Outre ses recommandations sur l'organisation et la gouvernance de France Télévisions, la commission était surtout attendue sur le terrain du financement des chaînes publiques : elle devait formuler des propositions afin de pallier la suppression de la publicité décrétée, il y a six mois, par le président de la République.

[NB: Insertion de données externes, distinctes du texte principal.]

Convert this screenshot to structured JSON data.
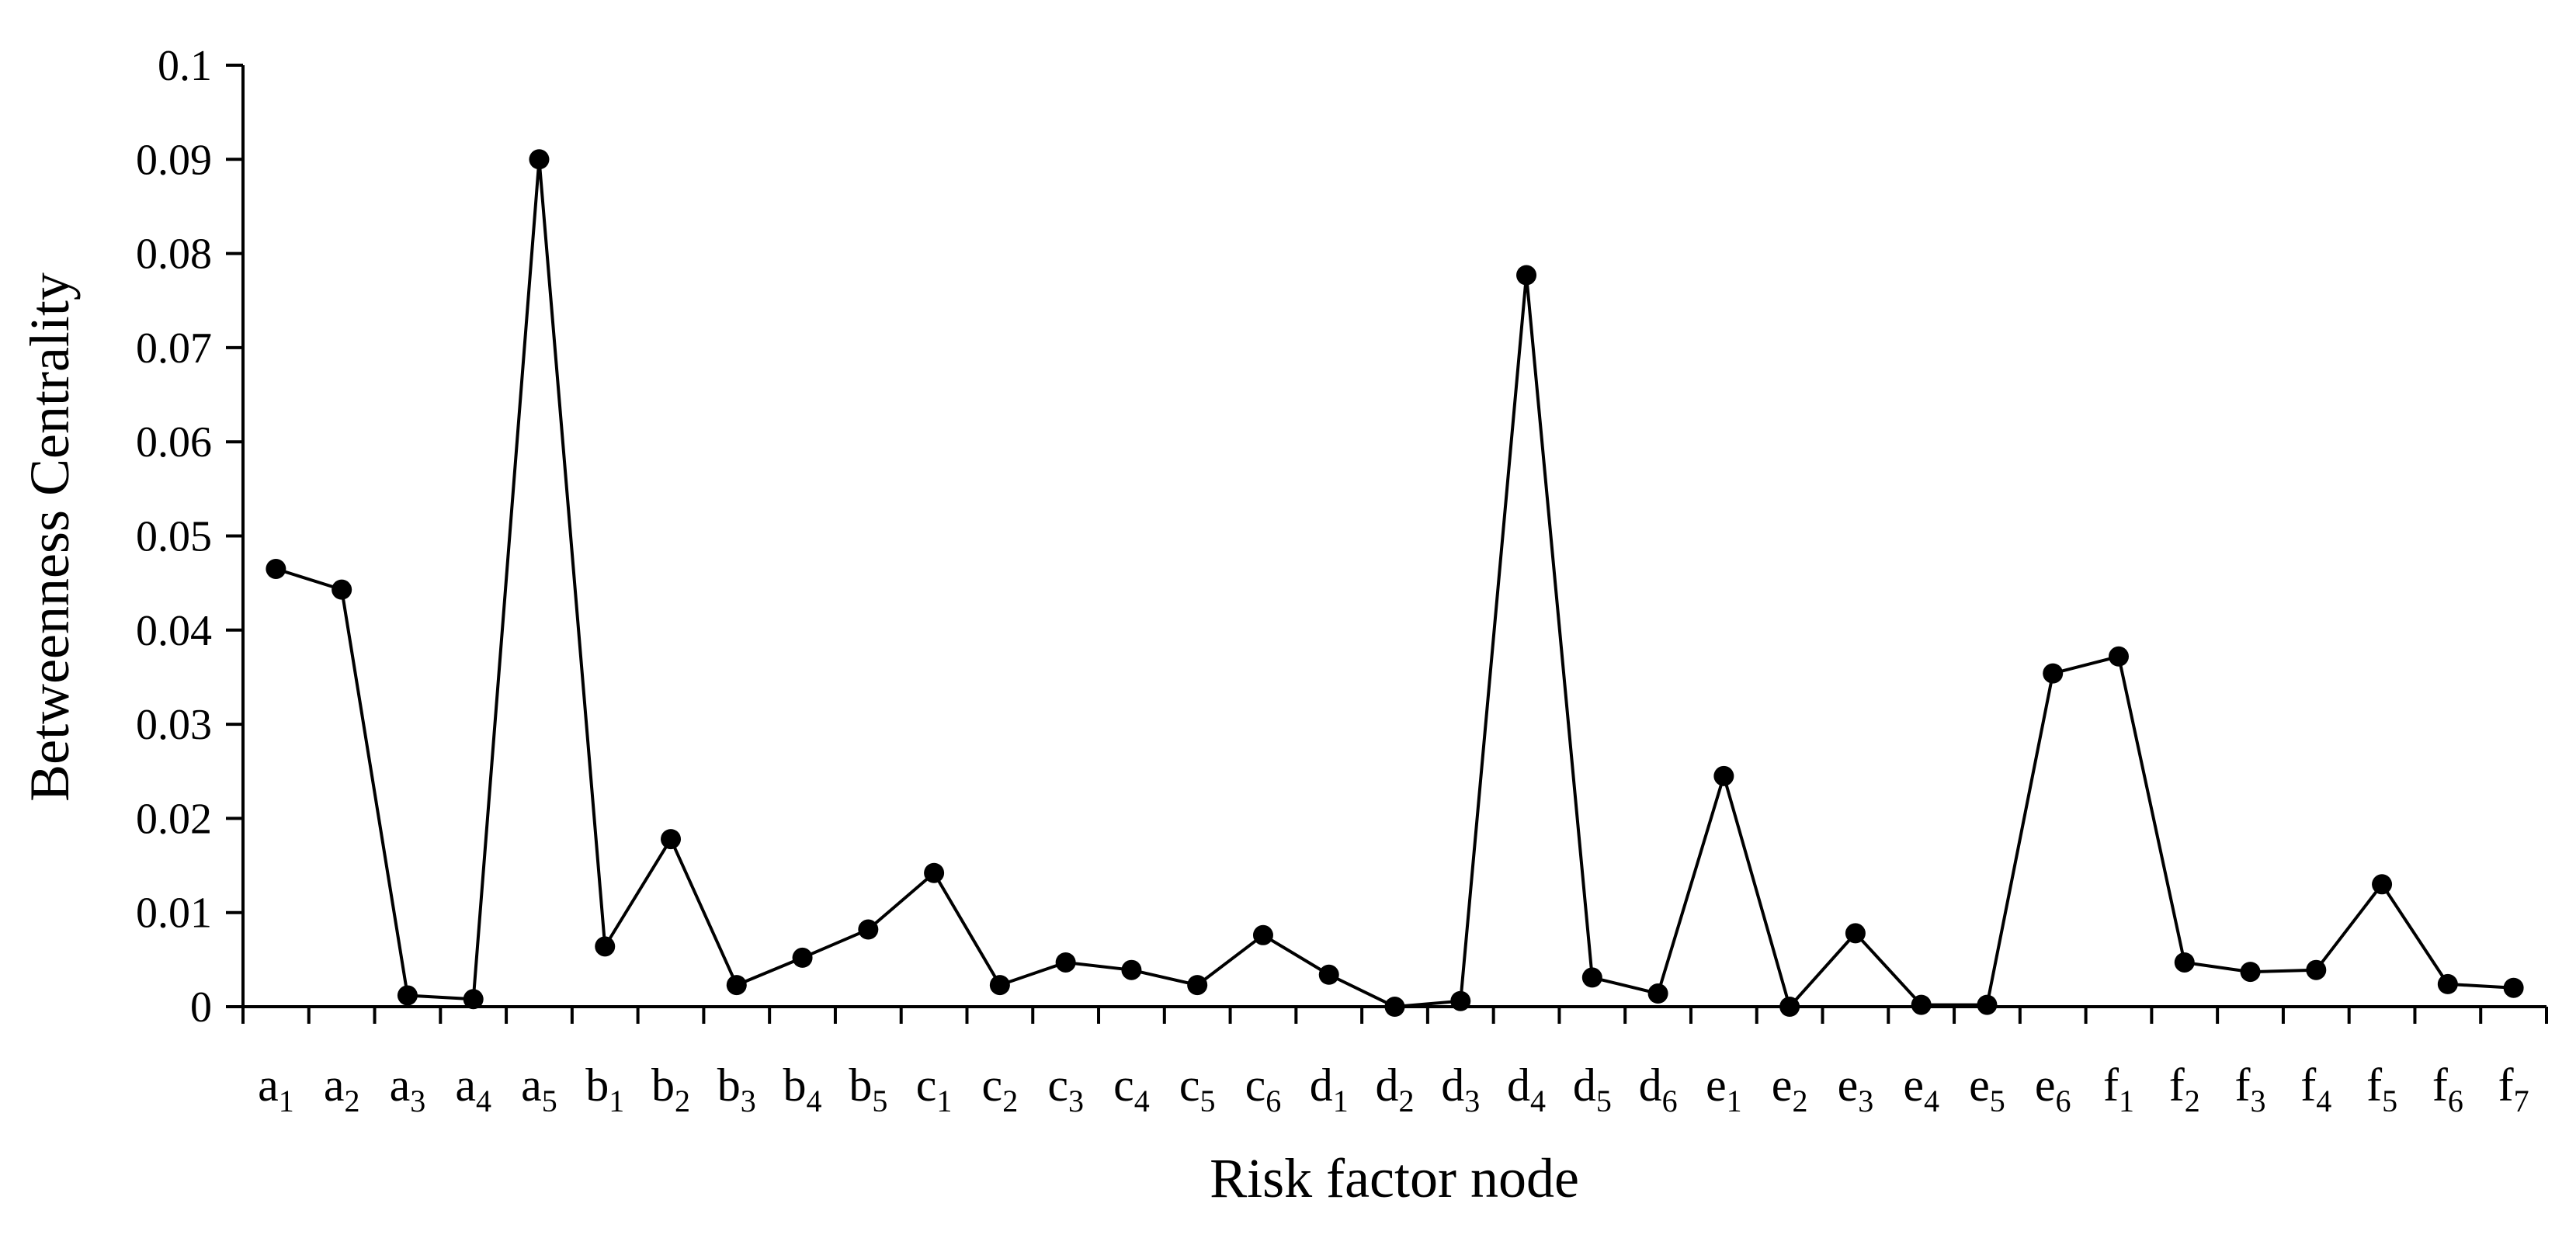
{
  "chart_data": {
    "type": "line",
    "title": "",
    "xlabel": "Risk factor node",
    "ylabel": "Betweenness Centrality",
    "ylim": [
      0,
      0.1
    ],
    "yticks": [
      0,
      0.01,
      0.02,
      0.03,
      0.04,
      0.05,
      0.06,
      0.07,
      0.08,
      0.09,
      0.1
    ],
    "ytick_labels": [
      "0",
      "0.01",
      "0.02",
      "0.03",
      "0.04",
      "0.05",
      "0.06",
      "0.07",
      "0.08",
      "0.09",
      "0.1"
    ],
    "grid": false,
    "legend": "none",
    "marker": "circle",
    "line_color": "#000000",
    "categories": [
      {
        "base": "a",
        "sub": "1"
      },
      {
        "base": "a",
        "sub": "2"
      },
      {
        "base": "a",
        "sub": "3"
      },
      {
        "base": "a",
        "sub": "4"
      },
      {
        "base": "a",
        "sub": "5"
      },
      {
        "base": "b",
        "sub": "1"
      },
      {
        "base": "b",
        "sub": "2"
      },
      {
        "base": "b",
        "sub": "3"
      },
      {
        "base": "b",
        "sub": "4"
      },
      {
        "base": "b",
        "sub": "5"
      },
      {
        "base": "c",
        "sub": "1"
      },
      {
        "base": "c",
        "sub": "2"
      },
      {
        "base": "c",
        "sub": "3"
      },
      {
        "base": "c",
        "sub": "4"
      },
      {
        "base": "c",
        "sub": "5"
      },
      {
        "base": "c",
        "sub": "6"
      },
      {
        "base": "d",
        "sub": "1"
      },
      {
        "base": "d",
        "sub": "2"
      },
      {
        "base": "d",
        "sub": "3"
      },
      {
        "base": "d",
        "sub": "4"
      },
      {
        "base": "d",
        "sub": "5"
      },
      {
        "base": "d",
        "sub": "6"
      },
      {
        "base": "e",
        "sub": "1"
      },
      {
        "base": "e",
        "sub": "2"
      },
      {
        "base": "e",
        "sub": "3"
      },
      {
        "base": "e",
        "sub": "4"
      },
      {
        "base": "e",
        "sub": "5"
      },
      {
        "base": "e",
        "sub": "6"
      },
      {
        "base": "f",
        "sub": "1"
      },
      {
        "base": "f",
        "sub": "2"
      },
      {
        "base": "f",
        "sub": "3"
      },
      {
        "base": "f",
        "sub": "4"
      },
      {
        "base": "f",
        "sub": "5"
      },
      {
        "base": "f",
        "sub": "6"
      },
      {
        "base": "f",
        "sub": "7"
      }
    ],
    "values": [
      0.0465,
      0.0443,
      0.0012,
      0.0008,
      0.09,
      0.0064,
      0.0178,
      0.0023,
      0.0052,
      0.0082,
      0.0142,
      0.0023,
      0.0047,
      0.0039,
      0.0023,
      0.0076,
      0.0034,
      0.0,
      0.0006,
      0.0777,
      0.0031,
      0.0014,
      0.0245,
      0.0,
      0.0078,
      0.0002,
      0.0002,
      0.0354,
      0.0372,
      0.0047,
      0.0037,
      0.0039,
      0.013,
      0.0024,
      0.002
    ]
  }
}
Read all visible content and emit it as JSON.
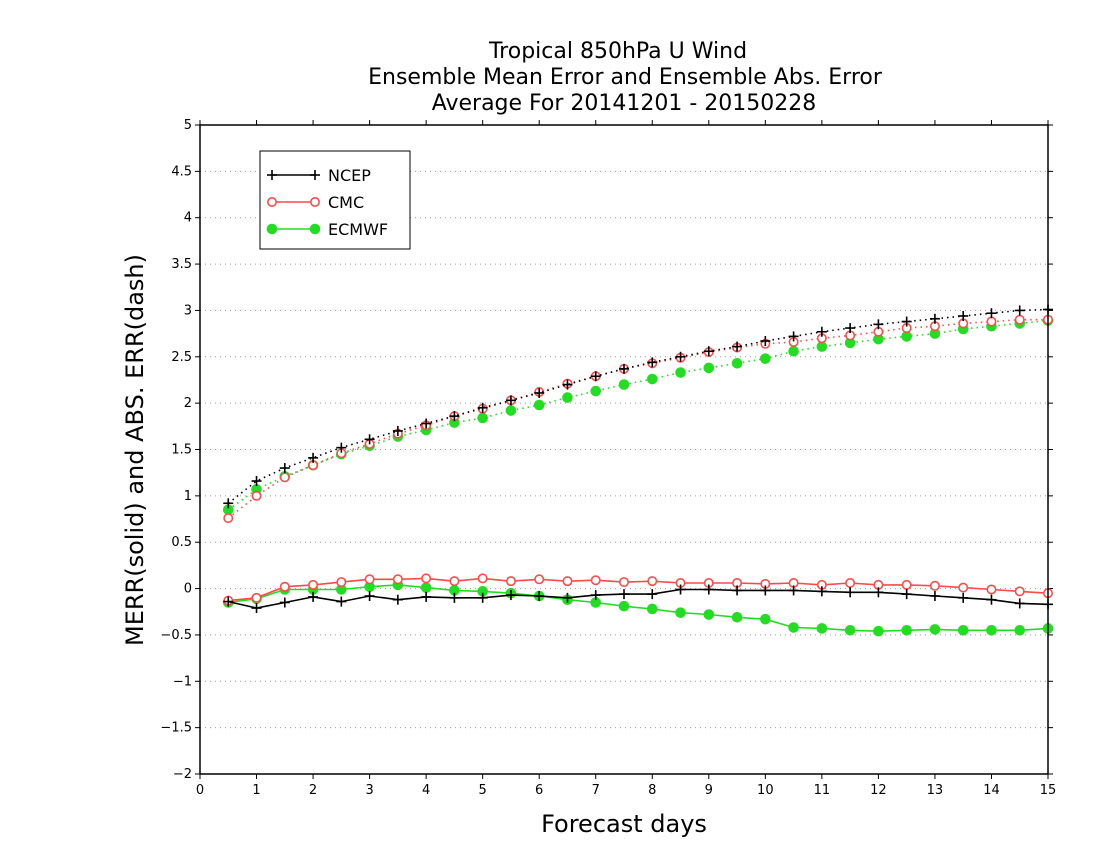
{
  "chart_data": {
    "type": "line",
    "title_lines": [
      "Tropical 850hPa U Wind",
      "Ensemble Mean Error and Ensemble Abs. Error",
      "Average For 20141201 - 20150228"
    ],
    "xlabel": "Forecast days",
    "ylabel": "MERR(solid) and ABS. ERR(dash)",
    "xlim": [
      0,
      15
    ],
    "ylim": [
      -2,
      5
    ],
    "x_ticks": [
      "0",
      "1",
      "2",
      "3",
      "4",
      "5",
      "6",
      "7",
      "8",
      "9",
      "10",
      "11",
      "12",
      "13",
      "14",
      "15"
    ],
    "y_ticks": [
      "−2",
      "−1.5",
      "−1",
      "−0.5",
      "0",
      "0.5",
      "1",
      "1.5",
      "2",
      "2.5",
      "3",
      "3.5",
      "4",
      "4.5",
      "5"
    ],
    "grid": "horizontal dotted",
    "legend_position": "top-left",
    "x": [
      0.5,
      1,
      1.5,
      2,
      2.5,
      3,
      3.5,
      4,
      4.5,
      5,
      5.5,
      6,
      6.5,
      7,
      7.5,
      8,
      8.5,
      9,
      9.5,
      10,
      10.5,
      11,
      11.5,
      12,
      12.5,
      13,
      13.5,
      14,
      14.5,
      15
    ],
    "series": [
      {
        "name": "NCEP",
        "color": "#000000",
        "marker": "plus",
        "merr": [
          -0.14,
          -0.21,
          -0.15,
          -0.09,
          -0.14,
          -0.08,
          -0.12,
          -0.09,
          -0.1,
          -0.1,
          -0.07,
          -0.08,
          -0.1,
          -0.07,
          -0.06,
          -0.06,
          -0.01,
          -0.01,
          -0.02,
          -0.02,
          -0.02,
          -0.03,
          -0.04,
          -0.04,
          -0.06,
          -0.08,
          -0.1,
          -0.12,
          -0.16,
          -0.17
        ],
        "abs_err": [
          0.92,
          1.16,
          1.3,
          1.41,
          1.52,
          1.61,
          1.7,
          1.78,
          1.86,
          1.95,
          2.03,
          2.11,
          2.2,
          2.29,
          2.37,
          2.44,
          2.5,
          2.56,
          2.61,
          2.67,
          2.72,
          2.77,
          2.81,
          2.85,
          2.88,
          2.91,
          2.94,
          2.97,
          3.0,
          3.01
        ]
      },
      {
        "name": "CMC",
        "color": "#ff4a4a",
        "marker": "open-circle",
        "merr": [
          -0.13,
          -0.1,
          0.02,
          0.04,
          0.07,
          0.1,
          0.1,
          0.11,
          0.08,
          0.11,
          0.08,
          0.1,
          0.08,
          0.09,
          0.07,
          0.08,
          0.06,
          0.06,
          0.06,
          0.05,
          0.06,
          0.04,
          0.06,
          0.04,
          0.04,
          0.03,
          0.01,
          -0.01,
          -0.03,
          -0.05
        ],
        "abs_err": [
          0.76,
          1.0,
          1.2,
          1.33,
          1.46,
          1.56,
          1.67,
          1.76,
          1.86,
          1.94,
          2.03,
          2.12,
          2.21,
          2.29,
          2.37,
          2.43,
          2.49,
          2.55,
          2.6,
          2.64,
          2.66,
          2.7,
          2.73,
          2.77,
          2.81,
          2.83,
          2.86,
          2.88,
          2.9,
          2.9
        ]
      },
      {
        "name": "ECMWF",
        "color": "#22dd22",
        "marker": "filled-circle",
        "merr": [
          -0.15,
          -0.11,
          -0.01,
          -0.01,
          -0.01,
          0.02,
          0.04,
          0.01,
          -0.02,
          -0.03,
          -0.05,
          -0.08,
          -0.12,
          -0.15,
          -0.19,
          -0.22,
          -0.26,
          -0.28,
          -0.31,
          -0.33,
          -0.42,
          -0.43,
          -0.45,
          -0.46,
          -0.45,
          -0.44,
          -0.45,
          -0.45,
          -0.45,
          -0.43
        ],
        "abs_err": [
          0.85,
          1.07,
          1.21,
          1.33,
          1.45,
          1.54,
          1.64,
          1.71,
          1.79,
          1.84,
          1.92,
          1.98,
          2.06,
          2.13,
          2.2,
          2.26,
          2.33,
          2.38,
          2.43,
          2.48,
          2.56,
          2.61,
          2.65,
          2.69,
          2.72,
          2.75,
          2.8,
          2.83,
          2.86,
          2.89
        ]
      }
    ]
  }
}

Conformément à ce que M. Copé avait expliqué mercredi 18 juin, à l'issue de l'ultime réunion plénière, le rapport préconise tout d'abord une suppression en deux temps de la publicité des "écrans publics" : une "étape initiale" verra les publicités disparaître après 20 heures à compter du 1er septembre 2009, puis elles disparaîtront totalement au 1er janvier 2012.
Toutefois, la commission propose qu'"à l'issue" de la première étape, "une clause de rendez-vous" soit instituée afin de "faire un bilan de la réforme et de l'opportunité de la mise en œuvre de sa phase finale".
La commission estime à 450 millions d'euros en 2009 le "besoin" de compensation pour la suppression de la publicité (650 millions d'euros en 2012) et elle chiffre à 200 millions d'euros le "financement de la nouvelle ambition" de France Télévisions (300 millions d'euros en 2012).
LA REDEVANCE ÉTENDUE À TOUS LES MOYENS DE RÉCEPTION
En ce qui concerne le premier point, elle propose de dégager les ressources financières suivantes : instauration d'une taxe de 0,5 % sur le chiffre d'affaires des opérateurs Internet et de téléphonie mobile (soit 210 millions d'euros) et affectation partielle entre 2009 et 2012, puis totale après 2012, de la redevance d'usage des fréquences radioélectriques (100 millions d'euros en 2009, 300 millions d'euros en 2012).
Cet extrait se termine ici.